When running with time command, without any other program running, the dense_mm program exists in ~30 seconds
Program summary:
avg run time: 132128510ns
avg wait time: 172198ns
num of migrations: 5
total preemptions: 213
==> This adds up to 28.18s
Program summary:
avg run time: 27301267ns
avg wait time: 223898ns
num of migrations: 1
total preemptions: 1071
Program summary:
avg run time: 40132231ns
avg wait time: 239317ns
num of migrations: 29
total preemptions: 1131
Program summary:
avg run time: 61237747ns
avg wait time: 256241ns
num of migrations: 10
total preemptions: 640
When dense_mm runs with other programs running, the process gets preempted more often, migration happens more, average runtime becomes smaller, and average wait time becomes bigger. When all four cores are reserved, the number of preemptions and the number of migrations increase. However, when priority is set so that the matrix program has higher priority, the program migrates less, gets preempted less (still more than when there are no programs running), and gets more average runtime. When there are programs running, the average wait time stays within a similar range.

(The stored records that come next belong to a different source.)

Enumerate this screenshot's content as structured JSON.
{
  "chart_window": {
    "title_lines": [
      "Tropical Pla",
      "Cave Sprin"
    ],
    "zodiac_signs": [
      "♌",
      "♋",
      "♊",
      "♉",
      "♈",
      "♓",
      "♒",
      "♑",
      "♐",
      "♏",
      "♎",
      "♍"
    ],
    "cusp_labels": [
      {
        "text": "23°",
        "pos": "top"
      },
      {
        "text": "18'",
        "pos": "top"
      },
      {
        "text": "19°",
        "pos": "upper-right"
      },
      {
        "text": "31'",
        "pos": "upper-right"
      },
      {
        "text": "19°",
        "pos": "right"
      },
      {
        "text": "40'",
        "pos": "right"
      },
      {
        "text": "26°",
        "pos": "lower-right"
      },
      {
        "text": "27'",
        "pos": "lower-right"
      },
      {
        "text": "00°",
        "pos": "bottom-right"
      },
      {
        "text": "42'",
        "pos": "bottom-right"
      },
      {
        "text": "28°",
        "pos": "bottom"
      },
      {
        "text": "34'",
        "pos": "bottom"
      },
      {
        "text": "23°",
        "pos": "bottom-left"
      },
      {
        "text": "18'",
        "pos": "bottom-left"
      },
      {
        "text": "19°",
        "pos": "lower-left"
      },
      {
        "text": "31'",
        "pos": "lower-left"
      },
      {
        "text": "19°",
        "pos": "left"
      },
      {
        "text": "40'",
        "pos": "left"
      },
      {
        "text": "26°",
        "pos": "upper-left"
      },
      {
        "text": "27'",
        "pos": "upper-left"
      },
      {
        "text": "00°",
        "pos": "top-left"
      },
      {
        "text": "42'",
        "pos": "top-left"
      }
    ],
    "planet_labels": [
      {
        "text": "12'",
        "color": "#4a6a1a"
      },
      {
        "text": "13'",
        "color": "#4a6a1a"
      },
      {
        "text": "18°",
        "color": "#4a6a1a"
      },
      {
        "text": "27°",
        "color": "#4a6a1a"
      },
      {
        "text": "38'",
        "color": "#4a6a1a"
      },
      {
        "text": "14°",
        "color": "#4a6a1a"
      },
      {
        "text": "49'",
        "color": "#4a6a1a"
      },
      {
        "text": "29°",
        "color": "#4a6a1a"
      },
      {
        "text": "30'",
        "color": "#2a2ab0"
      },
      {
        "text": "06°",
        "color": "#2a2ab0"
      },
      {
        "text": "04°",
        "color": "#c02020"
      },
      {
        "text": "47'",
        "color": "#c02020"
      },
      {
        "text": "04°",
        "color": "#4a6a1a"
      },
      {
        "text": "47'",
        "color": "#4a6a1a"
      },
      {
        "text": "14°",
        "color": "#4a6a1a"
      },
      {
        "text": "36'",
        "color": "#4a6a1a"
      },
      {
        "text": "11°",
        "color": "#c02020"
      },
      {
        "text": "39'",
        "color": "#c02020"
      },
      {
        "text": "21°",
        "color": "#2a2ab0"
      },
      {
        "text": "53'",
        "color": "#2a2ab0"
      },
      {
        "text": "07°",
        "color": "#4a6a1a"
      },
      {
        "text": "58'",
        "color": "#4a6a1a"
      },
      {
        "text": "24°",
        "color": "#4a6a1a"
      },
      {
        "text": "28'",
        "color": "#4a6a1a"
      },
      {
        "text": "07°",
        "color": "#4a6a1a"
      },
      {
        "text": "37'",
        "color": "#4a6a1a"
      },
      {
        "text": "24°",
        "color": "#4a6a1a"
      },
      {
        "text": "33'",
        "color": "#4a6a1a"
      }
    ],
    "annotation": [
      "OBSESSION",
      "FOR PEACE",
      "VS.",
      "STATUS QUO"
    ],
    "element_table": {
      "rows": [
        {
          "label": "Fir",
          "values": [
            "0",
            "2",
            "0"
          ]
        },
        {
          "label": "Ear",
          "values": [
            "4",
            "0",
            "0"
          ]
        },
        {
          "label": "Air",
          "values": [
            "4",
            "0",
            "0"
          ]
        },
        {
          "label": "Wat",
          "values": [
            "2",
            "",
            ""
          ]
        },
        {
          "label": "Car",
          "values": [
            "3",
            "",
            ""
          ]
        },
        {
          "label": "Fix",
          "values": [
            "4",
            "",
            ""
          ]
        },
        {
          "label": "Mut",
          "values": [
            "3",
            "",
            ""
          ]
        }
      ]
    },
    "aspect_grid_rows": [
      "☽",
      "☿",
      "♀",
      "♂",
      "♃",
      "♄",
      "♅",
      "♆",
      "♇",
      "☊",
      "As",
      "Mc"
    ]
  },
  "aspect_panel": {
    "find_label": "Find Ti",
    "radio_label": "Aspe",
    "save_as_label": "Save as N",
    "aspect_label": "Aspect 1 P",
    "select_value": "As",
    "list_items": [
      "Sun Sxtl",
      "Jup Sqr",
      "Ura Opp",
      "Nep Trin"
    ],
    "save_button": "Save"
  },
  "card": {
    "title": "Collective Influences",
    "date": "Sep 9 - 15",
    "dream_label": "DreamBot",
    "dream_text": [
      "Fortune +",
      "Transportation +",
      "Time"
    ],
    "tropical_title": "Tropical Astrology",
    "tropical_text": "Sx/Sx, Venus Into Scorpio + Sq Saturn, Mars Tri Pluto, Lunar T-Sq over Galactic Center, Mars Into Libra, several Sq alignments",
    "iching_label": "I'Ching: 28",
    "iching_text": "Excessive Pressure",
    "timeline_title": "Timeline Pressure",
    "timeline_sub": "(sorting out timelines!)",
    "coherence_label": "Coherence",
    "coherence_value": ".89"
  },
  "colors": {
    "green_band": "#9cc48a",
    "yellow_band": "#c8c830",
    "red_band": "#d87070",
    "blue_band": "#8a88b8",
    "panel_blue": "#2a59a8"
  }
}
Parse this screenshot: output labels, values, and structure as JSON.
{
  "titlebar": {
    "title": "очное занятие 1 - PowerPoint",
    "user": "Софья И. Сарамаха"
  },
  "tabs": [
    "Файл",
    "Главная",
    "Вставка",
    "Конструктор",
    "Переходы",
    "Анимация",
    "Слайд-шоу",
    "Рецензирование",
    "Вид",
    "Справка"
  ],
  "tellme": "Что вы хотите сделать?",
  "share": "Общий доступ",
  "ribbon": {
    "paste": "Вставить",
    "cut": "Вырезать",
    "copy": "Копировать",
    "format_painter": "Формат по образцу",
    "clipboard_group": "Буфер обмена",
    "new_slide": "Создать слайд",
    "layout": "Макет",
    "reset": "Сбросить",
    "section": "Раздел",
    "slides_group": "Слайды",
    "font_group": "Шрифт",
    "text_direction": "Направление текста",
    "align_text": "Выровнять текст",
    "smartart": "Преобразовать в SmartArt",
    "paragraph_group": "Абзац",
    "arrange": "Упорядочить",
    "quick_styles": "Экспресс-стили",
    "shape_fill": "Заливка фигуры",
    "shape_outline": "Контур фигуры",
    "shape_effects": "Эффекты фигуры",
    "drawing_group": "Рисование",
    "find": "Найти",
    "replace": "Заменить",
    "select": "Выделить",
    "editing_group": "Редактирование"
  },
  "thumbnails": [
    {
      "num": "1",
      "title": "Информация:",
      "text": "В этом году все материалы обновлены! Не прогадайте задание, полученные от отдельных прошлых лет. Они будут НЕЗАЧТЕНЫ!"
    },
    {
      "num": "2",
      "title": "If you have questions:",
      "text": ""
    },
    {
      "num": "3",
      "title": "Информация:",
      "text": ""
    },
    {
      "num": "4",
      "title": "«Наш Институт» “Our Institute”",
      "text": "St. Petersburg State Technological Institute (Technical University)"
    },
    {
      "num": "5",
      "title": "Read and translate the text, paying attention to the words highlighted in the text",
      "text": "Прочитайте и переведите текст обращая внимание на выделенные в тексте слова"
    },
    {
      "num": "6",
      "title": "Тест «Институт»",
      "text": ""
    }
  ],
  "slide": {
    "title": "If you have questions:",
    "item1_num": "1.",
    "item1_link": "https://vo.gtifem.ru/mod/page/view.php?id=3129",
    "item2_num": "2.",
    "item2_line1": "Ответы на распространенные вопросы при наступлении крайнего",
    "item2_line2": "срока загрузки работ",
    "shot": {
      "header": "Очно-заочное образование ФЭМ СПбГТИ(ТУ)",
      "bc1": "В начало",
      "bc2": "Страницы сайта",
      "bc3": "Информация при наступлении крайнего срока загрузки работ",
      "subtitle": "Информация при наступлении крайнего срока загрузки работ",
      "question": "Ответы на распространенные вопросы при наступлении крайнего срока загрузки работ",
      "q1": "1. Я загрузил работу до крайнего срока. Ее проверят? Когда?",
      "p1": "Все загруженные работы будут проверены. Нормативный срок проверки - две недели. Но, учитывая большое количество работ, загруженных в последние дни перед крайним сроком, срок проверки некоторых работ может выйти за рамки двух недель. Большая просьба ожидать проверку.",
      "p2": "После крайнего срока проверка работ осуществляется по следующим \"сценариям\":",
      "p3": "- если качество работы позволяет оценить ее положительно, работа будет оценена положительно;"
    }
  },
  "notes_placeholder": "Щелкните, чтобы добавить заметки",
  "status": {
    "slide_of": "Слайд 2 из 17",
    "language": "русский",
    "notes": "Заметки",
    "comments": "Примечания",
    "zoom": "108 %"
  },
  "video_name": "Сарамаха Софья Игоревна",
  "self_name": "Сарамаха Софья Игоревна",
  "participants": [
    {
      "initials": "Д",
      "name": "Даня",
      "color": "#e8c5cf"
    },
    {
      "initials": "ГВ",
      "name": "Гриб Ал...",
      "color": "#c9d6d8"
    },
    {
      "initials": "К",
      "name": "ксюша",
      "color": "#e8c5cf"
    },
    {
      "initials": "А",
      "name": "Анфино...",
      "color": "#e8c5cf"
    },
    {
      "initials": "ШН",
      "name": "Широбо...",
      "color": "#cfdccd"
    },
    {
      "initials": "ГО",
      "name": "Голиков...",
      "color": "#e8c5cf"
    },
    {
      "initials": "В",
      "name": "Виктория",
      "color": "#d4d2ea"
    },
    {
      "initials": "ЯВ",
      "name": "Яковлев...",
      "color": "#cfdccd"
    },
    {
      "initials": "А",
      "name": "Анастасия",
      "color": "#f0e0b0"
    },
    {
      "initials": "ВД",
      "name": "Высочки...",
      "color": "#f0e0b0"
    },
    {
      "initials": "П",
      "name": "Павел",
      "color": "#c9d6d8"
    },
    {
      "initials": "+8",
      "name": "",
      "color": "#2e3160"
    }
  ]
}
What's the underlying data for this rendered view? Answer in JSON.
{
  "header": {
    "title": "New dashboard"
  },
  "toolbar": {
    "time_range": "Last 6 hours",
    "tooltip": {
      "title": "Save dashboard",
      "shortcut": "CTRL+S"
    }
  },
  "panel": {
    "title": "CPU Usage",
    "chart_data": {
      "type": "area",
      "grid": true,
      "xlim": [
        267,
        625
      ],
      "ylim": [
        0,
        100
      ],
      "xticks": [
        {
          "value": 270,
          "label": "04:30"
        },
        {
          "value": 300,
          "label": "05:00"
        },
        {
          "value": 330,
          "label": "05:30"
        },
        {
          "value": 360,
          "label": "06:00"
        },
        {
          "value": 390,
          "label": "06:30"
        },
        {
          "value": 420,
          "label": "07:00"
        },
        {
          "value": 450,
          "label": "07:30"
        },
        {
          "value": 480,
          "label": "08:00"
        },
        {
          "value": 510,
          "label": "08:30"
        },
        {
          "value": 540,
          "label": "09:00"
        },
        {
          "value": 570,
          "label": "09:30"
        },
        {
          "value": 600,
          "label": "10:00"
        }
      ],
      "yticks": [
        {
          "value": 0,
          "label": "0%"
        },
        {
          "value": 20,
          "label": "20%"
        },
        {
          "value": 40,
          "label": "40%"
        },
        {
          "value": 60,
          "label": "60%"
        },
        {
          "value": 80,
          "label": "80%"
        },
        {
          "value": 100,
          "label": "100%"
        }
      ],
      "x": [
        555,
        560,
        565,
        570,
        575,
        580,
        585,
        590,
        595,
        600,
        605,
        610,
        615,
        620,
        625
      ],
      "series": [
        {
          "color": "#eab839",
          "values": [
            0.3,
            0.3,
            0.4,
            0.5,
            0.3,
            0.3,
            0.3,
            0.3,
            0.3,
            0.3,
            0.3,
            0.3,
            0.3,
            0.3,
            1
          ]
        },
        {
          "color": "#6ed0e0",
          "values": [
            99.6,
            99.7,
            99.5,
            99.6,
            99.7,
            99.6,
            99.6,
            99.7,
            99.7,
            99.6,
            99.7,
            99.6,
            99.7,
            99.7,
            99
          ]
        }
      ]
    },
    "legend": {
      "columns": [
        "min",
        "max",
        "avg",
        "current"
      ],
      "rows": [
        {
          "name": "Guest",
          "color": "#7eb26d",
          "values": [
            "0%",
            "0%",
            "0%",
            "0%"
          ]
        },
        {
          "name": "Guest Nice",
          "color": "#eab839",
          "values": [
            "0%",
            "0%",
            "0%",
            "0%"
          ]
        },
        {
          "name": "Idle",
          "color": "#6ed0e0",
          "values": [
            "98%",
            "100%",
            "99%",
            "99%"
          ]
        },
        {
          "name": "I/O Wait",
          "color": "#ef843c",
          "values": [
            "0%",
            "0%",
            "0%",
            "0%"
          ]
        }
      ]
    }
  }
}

rcu_preempt happens around the first and end of the list. When the matrix size is below 200, the task doesn't appear. When it is above 300, the task appears. It seems like for a process to be preempted by this task the wait time is around 200000ns. We think that this task preempts a process once it starts waiting for too long.
Program summary:
avg run time: 75822688ns
avg wait time: 86479ns
num of migrations: 4
total preemptions: 378
Program summary:
avg run time: 6607306ns
avg wait time: 157224ns
num of migrations: 9
total preemptions: 4286
Program summary:
avg run time: 18925892ns
avg wait time: 181875ns
num of migrations: 7
total preemptions: 567
Program summary:
avg run time: 174382447ns
avg wait time: 147339ns
num of migrations: 14
total preemptions: 506
When the matrix program is run on a 1000HZ-configured Linux machine, the average runtime and the wait time is significantly smaller than that of the program run on a 100HZ-configured machine. This is because a process gets preempted sooner on higher hertz kernel, so the runtime and wait time decreases.